Gand è stato un incidente di percorso?
«Non ci sono motivi che giustifichino un accanimento particolare nei nostri confronti. L’esclusione dal vertice di Gand non è stata una mossa utile, ha indispettito anche altri Paesi. Lo stesso Prodi si è trovato in una situazione di difficoltà oggettiva. Non credo che ci sarà il Direttorio a tre. Se c’è un gruppo di testa nella Ue, l’Italia ne fa parte di diritto. E’ la quinta potenza mondiale. Fa parte del G8, è tra i fondatori della Comunità e della Nato, nonché tra i maggiori contribuenti Onu. Insomma, abbiamo un curriculum in regola».

Ma sulla vicenda Airbus l’Italia ha un po’ arrancato.
«E’ una questione tecnica, anche se la decisione tocca aspetti politici di rilievo. Bisogna valutare costi e benefici, anche per la nostra industria, naturalmente. Creare integrazione nel settore aerospaziale serve anche al processo di integrazione politica. Questo porterebbe a compiere una scelta europea senza dimenticare interessi nazionali. Ma anche gli altri partner dovrebbero dimostrare la stessa vocazione europeista».

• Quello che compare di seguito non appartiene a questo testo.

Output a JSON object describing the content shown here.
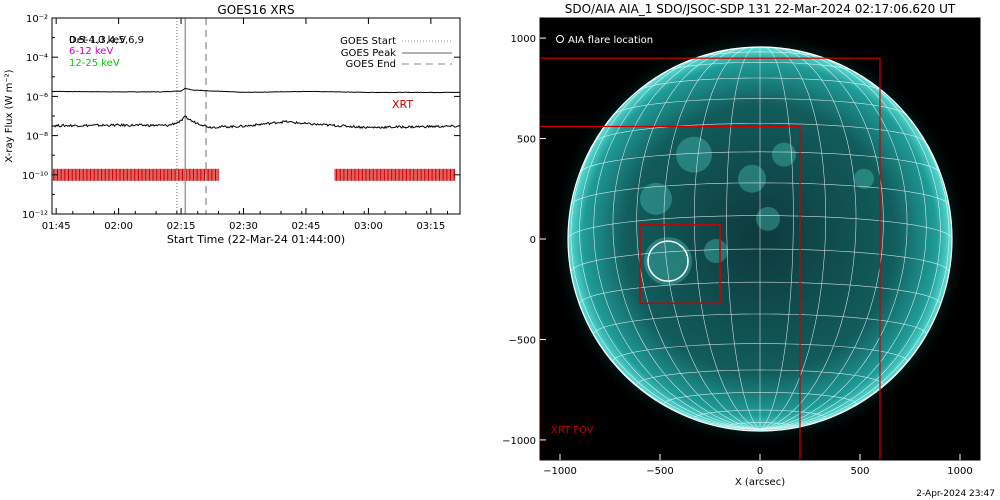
{
  "left_panel": {
    "title": "GOES16 XRS",
    "xlabel": "Start Time (22-Mar-24 01:44:00)",
    "ylabel": "X-ray Flux (W m⁻²)",
    "legend_lines": [
      "GOES Start",
      "GOES Peak",
      "GOES End"
    ],
    "channel_labels": [
      {
        "text": "0.5-4.0 keV",
        "color": "#000000"
      },
      {
        "text": "Det 1,3,4,5,6,9",
        "color": "#000000"
      },
      {
        "text": "6-12 keV",
        "color": "#cc00cc"
      },
      {
        "text": "12-25 keV",
        "color": "#00cc00"
      }
    ],
    "xrt_label": "XRT",
    "xrt_color": "#cc0000"
  },
  "right_panel": {
    "title": "SDO/AIA AIA_1 SDO/JSOC-SDP 131 22-Mar-2024 02:17:06.620 UT",
    "flare_legend": "AIA flare location",
    "xrt_fov_label": "XRT FOV",
    "xlabel": "X (arcsec)",
    "disk_color": "#1a9a96",
    "box_color": "#cc0000"
  },
  "footer_timestamp": "2-Apr-2024 23:47",
  "chart_data": [
    {
      "type": "line",
      "title": "GOES16 XRS",
      "xlabel": "Start Time (22-Mar-24 01:44:00)",
      "ylabel": "X-ray Flux (W m⁻²)",
      "y_scale": "log",
      "ylim": [
        1e-12,
        0.01
      ],
      "xlim": [
        "01:44",
        "03:22"
      ],
      "x_ticks": [
        "01:45",
        "02:00",
        "02:15",
        "02:30",
        "02:45",
        "03:00",
        "03:15"
      ],
      "y_ticks": [
        "10⁻¹²",
        "10⁻¹⁰",
        "10⁻⁸",
        "10⁻⁶",
        "10⁻⁴",
        "10⁻²"
      ],
      "series": [
        {
          "name": "",
          "color": "#000000",
          "x": [
            "01:44",
            "02:00",
            "02:10",
            "02:15",
            "02:16",
            "02:18",
            "02:30",
            "02:45",
            "03:00",
            "03:15",
            "03:22"
          ],
          "y": [
            1.8e-06,
            1.7e-06,
            1.7e-06,
            1.9e-06,
            2.6e-06,
            2.1e-06,
            1.6e-06,
            1.8e-06,
            1.6e-06,
            1.6e-06,
            1.6e-06
          ]
        },
        {
          "name": "",
          "color": "#000000",
          "x": [
            "01:44",
            "02:00",
            "02:12",
            "02:15",
            "02:16",
            "02:18",
            "02:22",
            "02:30",
            "02:40",
            "02:45",
            "03:00",
            "03:15",
            "03:22"
          ],
          "y": [
            3.2e-08,
            3.4e-08,
            3.3e-08,
            5.5e-08,
            9e-08,
            5e-08,
            2.7e-08,
            3e-08,
            5.2e-08,
            4e-08,
            2.6e-08,
            2.9e-08,
            3e-08
          ]
        }
      ],
      "vertical_markers": [
        {
          "name": "GOES Start",
          "x": "02:14",
          "style": "dotted",
          "color": "#888888"
        },
        {
          "name": "GOES Peak",
          "x": "02:16",
          "style": "solid",
          "color": "#888888"
        },
        {
          "name": "GOES End",
          "x": "02:21",
          "style": "dashed",
          "color": "#888888"
        }
      ],
      "xrt_coverage": [
        {
          "start": "01:44",
          "end": "02:24"
        },
        {
          "start": "02:52",
          "end": "03:21"
        }
      ],
      "xrt_coverage_level": 1e-10
    },
    {
      "type": "image",
      "title": "SDO/AIA AIA_1 SDO/JSOC-SDP 131 22-Mar-2024 02:17:06.620 UT",
      "xlabel": "X (arcsec)",
      "xlim": [
        -1100,
        1100
      ],
      "ylim": [
        -1100,
        1100
      ],
      "x_ticks": [
        -1000,
        -500,
        0,
        500,
        1000
      ],
      "y_ticks": [
        -1000,
        -500,
        0,
        500,
        1000
      ],
      "solar_radius_arcsec": 960,
      "grid_spacing_deg": 10,
      "flare_location": {
        "x": -460,
        "y": -110,
        "radius": 100
      },
      "boxes": [
        {
          "x0": -1100,
          "y0": -1100,
          "x1": 600,
          "y1": 900
        },
        {
          "x0": -1100,
          "y0": -1100,
          "x1": 200,
          "y1": 560
        },
        {
          "x0": -600,
          "y0": -320,
          "x1": -200,
          "y1": 70
        }
      ]
    }
  ]
}
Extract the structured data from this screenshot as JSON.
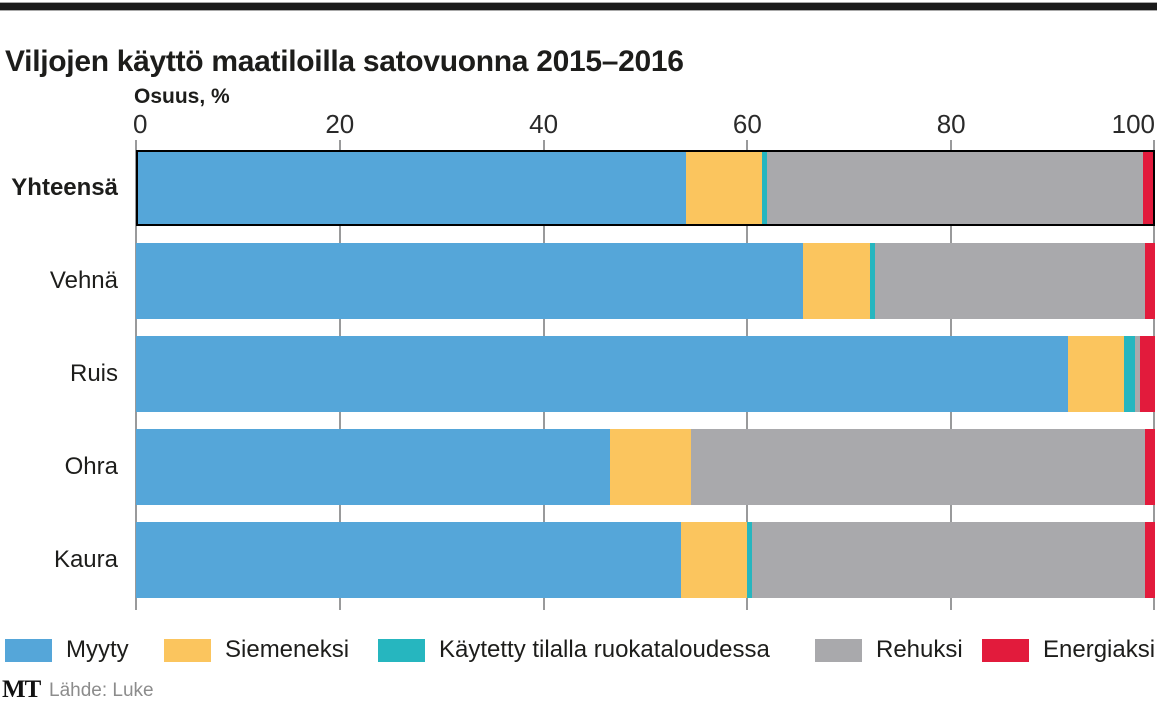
{
  "title": "Viljojen käyttö maatiloilla satovuonna 2015–2016",
  "axis": {
    "label": "Osuus, %",
    "ticks": [
      0,
      20,
      40,
      60,
      80,
      100
    ]
  },
  "chart_data": {
    "type": "bar",
    "orientation": "horizontal",
    "stacked": true,
    "title": "Viljojen käyttö maatiloilla satovuonna 2015–2016",
    "xlabel": "Osuus, %",
    "xlim": [
      0,
      100
    ],
    "grid": true,
    "legend_position": "bottom",
    "categories": [
      "Yhteensä",
      "Vehnä",
      "Ruis",
      "Ohra",
      "Kaura"
    ],
    "series": [
      {
        "name": "Myyty",
        "color": "#55a6d9",
        "values": [
          54,
          65.5,
          91.5,
          46.5,
          53.5
        ]
      },
      {
        "name": "Siemeneksi",
        "color": "#fbc55e",
        "values": [
          7.5,
          6.5,
          5.5,
          8,
          6.5
        ]
      },
      {
        "name": "Käytetty tilalla ruokataloudessa",
        "color": "#26b6bf",
        "values": [
          0.5,
          0.5,
          1,
          0,
          0.5
        ]
      },
      {
        "name": "Rehuksi",
        "color": "#a9a9ac",
        "values": [
          37,
          26.5,
          0.5,
          44.5,
          38.5
        ]
      },
      {
        "name": "Energiaksi",
        "color": "#e21b3c",
        "values": [
          1,
          1,
          1.5,
          1,
          1
        ]
      }
    ],
    "total_row": "Yhteensä"
  },
  "legend": {
    "items": [
      {
        "label": "Myyty",
        "color": "#55a6d9"
      },
      {
        "label": "Siemeneksi",
        "color": "#fbc55e"
      },
      {
        "label": "Käytetty tilalla ruokataloudessa",
        "color": "#26b6bf"
      },
      {
        "label": "Rehuksi",
        "color": "#a9a9ac"
      },
      {
        "label": "Energiaksi",
        "color": "#e21b3c"
      }
    ]
  },
  "footer": {
    "logo": "MT",
    "source": "Lähde: Luke"
  },
  "colors": {
    "grid": "#999a9b",
    "text": "#1d1d1b",
    "source_text": "#8c8c8c",
    "top_rule": "#1b1b1b"
  }
}
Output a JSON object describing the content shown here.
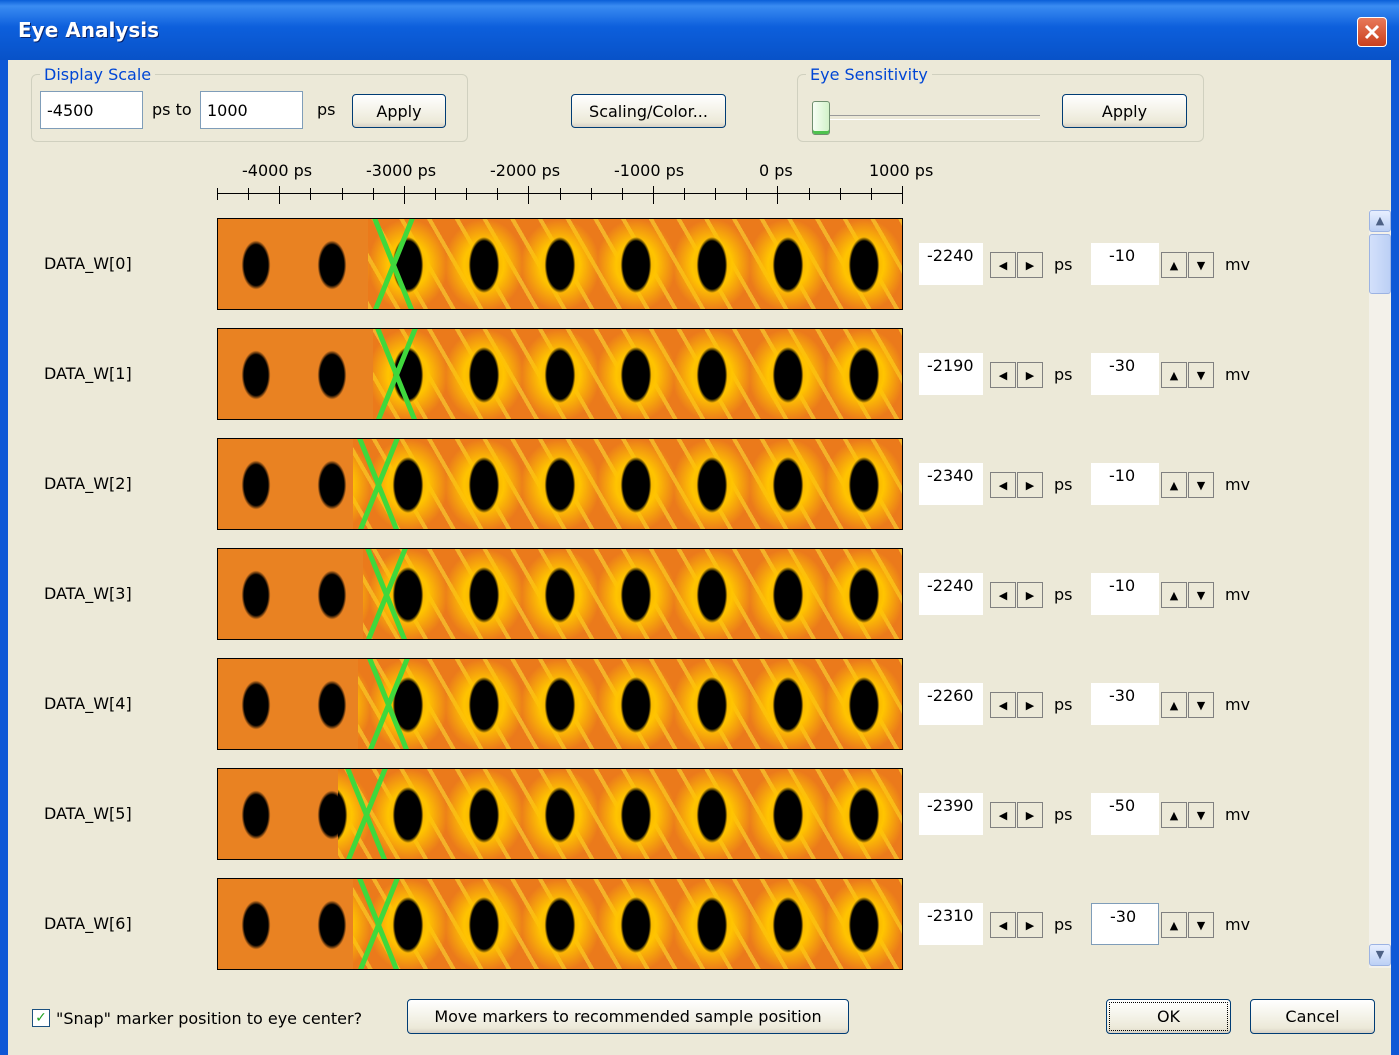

Lei che ha tessuto un appassionato elogio dell’Occidente dopo l’11 settembre: alla marcia pro Usa di Roma ci sarà?
«Auspico che partecipino in tanti, anche la sinistra. E’ una manifestazione che riguarda tutti, perché l’Italia e il rapporto con gli Usa non possono toccare solo una parte politica. E poi se i valori da difendere sono la solidarietà all’America, la condanna del terrorismo e degli Stati canaglia che lo fiancheggiano, nonché l’orgoglio di appartenere ad una cultura della tolleranza non ho dubbi».

Quindi andrà.
«Fisicamente non andrò per onorare il mio ruolo istituzionale. Ma idealmente sì: sono in gioco i valori che hanno fatto dell’Occidente una grande cultura».

Presidente, il clima al Senato è migliorato?
«I don’t know» (non lo so, dice Pera, guardando in alto).